Police Reopens Investigation of Legendary Singer's Widow

Police said Monday that they are reopening an investigation of the widow of legendary folk rock singer Kim Kwang-seok, who died in mysterious circumstances in 1996.

Advertisement

Lee Cheol-seong, the head of the National Police Agency, said investigators will summon Seo Hae-soon for questioning. The decision comes after interest in the drama was rekindled by a documentary about the singer's death last month.

The singer's older brother has asked police to investigate Seo for neglecting the care of her disabled daughter, who died suddenly of a respiratory illness in 2007. He has also accused his sister-in-law of fraud by intentionally hiding her daughter's death while they were locked in a legal battle over the copyright to the singer's songs.

Seo said she intends to cooperate with police. She has claimed to be the victim of a witch hunt and threatened to turn to the National Human Rights Commission of Korea to prove her innocence. Police want to investigate accusations of child neglect and fraud.

At the time, investigators concluded from hospital records that the cause was acute pneumonia and an autopsy found no signs of foul play, only traces of cold medication. Seo told police that her daughter had been treated for a cold for five days until she collapsed at home, and police felt the evidence corroborated her. But the singer's brother and other family members claim that Seo deliberately denied her daughter the necessary care.

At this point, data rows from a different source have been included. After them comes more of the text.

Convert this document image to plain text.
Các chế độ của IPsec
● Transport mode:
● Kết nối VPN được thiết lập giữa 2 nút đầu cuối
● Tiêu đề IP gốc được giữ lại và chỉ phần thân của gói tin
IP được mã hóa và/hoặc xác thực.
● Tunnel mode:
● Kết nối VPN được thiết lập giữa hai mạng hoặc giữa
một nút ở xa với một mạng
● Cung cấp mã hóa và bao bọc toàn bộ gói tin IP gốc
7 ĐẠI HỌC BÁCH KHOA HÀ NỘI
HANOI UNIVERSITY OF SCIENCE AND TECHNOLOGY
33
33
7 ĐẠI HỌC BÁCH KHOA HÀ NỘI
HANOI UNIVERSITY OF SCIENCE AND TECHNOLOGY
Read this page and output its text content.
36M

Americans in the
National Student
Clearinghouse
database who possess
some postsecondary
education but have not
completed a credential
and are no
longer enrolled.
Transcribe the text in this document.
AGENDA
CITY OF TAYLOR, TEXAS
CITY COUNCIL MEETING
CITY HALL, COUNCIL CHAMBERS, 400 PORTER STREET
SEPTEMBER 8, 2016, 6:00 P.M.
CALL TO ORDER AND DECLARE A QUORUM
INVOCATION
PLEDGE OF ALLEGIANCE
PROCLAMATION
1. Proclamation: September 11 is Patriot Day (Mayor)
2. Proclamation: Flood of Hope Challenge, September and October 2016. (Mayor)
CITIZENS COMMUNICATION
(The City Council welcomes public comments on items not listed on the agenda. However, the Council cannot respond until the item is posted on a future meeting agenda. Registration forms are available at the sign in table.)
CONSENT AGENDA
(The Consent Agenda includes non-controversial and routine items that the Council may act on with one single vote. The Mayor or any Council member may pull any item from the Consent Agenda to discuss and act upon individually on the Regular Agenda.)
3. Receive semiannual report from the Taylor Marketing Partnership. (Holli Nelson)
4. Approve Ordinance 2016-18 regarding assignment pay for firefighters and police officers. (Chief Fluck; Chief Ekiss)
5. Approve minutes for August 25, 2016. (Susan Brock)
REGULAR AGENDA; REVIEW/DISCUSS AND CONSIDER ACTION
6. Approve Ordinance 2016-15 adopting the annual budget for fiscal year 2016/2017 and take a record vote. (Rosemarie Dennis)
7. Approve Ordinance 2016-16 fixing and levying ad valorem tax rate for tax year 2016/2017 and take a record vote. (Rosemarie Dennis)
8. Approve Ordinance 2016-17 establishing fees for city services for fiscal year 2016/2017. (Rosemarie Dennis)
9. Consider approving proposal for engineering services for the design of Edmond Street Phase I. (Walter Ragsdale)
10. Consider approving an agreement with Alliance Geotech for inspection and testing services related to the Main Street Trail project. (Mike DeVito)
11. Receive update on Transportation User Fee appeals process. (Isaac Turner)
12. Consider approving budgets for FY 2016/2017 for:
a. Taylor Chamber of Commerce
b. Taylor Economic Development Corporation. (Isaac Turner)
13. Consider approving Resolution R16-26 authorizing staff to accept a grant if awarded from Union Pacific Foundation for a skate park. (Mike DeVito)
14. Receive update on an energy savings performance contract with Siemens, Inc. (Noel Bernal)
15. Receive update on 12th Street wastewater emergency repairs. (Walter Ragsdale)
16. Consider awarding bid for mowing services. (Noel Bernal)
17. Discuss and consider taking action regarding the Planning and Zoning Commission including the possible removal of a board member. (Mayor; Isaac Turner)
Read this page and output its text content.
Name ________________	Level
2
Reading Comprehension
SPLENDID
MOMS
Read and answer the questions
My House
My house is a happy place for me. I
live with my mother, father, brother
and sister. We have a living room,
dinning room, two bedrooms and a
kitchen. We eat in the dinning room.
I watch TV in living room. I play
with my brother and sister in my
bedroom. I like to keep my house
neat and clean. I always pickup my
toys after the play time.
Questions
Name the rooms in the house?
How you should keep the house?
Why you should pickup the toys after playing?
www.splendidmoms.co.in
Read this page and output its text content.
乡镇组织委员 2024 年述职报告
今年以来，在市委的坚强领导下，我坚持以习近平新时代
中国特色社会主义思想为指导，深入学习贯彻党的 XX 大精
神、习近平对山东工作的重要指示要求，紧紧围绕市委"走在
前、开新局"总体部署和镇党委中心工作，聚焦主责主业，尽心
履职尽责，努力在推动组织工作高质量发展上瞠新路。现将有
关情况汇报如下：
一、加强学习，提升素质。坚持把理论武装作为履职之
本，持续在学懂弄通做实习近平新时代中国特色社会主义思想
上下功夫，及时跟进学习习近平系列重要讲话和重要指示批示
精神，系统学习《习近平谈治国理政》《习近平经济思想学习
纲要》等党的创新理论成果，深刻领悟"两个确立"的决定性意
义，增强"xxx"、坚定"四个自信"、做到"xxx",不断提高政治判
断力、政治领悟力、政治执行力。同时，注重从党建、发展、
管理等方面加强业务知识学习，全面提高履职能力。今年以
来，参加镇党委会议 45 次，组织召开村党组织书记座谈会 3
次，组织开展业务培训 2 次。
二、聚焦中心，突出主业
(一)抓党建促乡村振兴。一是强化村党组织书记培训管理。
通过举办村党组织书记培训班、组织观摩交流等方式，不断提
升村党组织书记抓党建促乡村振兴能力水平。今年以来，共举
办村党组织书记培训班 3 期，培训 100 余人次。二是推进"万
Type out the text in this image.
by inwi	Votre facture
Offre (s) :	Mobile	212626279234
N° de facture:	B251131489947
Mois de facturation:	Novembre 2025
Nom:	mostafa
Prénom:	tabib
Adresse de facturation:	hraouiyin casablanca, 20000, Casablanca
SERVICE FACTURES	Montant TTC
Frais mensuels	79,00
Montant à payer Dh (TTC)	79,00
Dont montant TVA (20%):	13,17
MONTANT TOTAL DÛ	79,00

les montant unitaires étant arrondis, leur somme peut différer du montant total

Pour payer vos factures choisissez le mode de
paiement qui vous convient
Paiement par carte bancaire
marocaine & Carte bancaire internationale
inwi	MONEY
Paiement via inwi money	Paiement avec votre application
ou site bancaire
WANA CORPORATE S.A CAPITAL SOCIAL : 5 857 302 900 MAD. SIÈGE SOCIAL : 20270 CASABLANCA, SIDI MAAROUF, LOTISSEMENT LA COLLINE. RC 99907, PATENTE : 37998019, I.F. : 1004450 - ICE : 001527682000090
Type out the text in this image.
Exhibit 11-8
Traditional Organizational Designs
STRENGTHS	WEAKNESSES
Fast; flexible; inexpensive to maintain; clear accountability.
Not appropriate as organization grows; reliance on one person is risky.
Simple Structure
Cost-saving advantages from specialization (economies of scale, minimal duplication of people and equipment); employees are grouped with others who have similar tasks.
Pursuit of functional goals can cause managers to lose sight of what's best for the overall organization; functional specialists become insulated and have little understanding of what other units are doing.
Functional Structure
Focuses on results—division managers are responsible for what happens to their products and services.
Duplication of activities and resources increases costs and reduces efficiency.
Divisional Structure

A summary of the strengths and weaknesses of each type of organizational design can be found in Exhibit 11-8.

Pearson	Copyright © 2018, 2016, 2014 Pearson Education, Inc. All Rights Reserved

The body was cremated, so the fresh investigation must rely on police records, testimony from medical personnel who treated her in 2007 and Seo herself.

Attorney Shin Jin-hee, said, "Parental neglect is punishable only when there is evidence of abuse or intentional neglect, so police will have to focus on those factors".

In 2008, the Supreme Court awarded the singer's copyright to Seo's daughter, who was then already dead. Seo claims she did not intentionally hide her daughter's death but did not realize that she should have told the court of it. Yet for many years she claimed her daughter was alive in the U.S., and Kim's family allege that she did so to cash in on royalties unmolested.

"Kim's older brother and other family members thought the daughter was alive and ceded the copyright only because of that, so a fraud charge could be established", lawyer Seo Jung-wook said.

Singer Kim Kwang-seok's widow Seo Hae-soon talks during a TV interview on Monday. /Courtesy of JTBC

An even bigger question mark hangs over Kim's own death. Police concluded in 1996 that it was suicide, but he was only 32, at the height of his success, and left no suicide note or will.

Friends have testified that he was unhappy in his marriage and had asked for a divorce the day before he was found dead in the couple's home with an electrical cord round his neck.

Seo's ex-convict brother was also on the premises. Seo claimed her husband had been suffering from depression, but Kim's brother claims he never took any anti-depressants. He also said his brother was an avid note taker, so it was strange that there was no suicide note.

An unnamed investigator at the time has been quoted as saying police dropped the case only because they failed to find sufficient evidence either way.

There is nothing police can do now about suspicions that Seo murdered Kim since the 15-year statute of limitations has long expired, an officer said.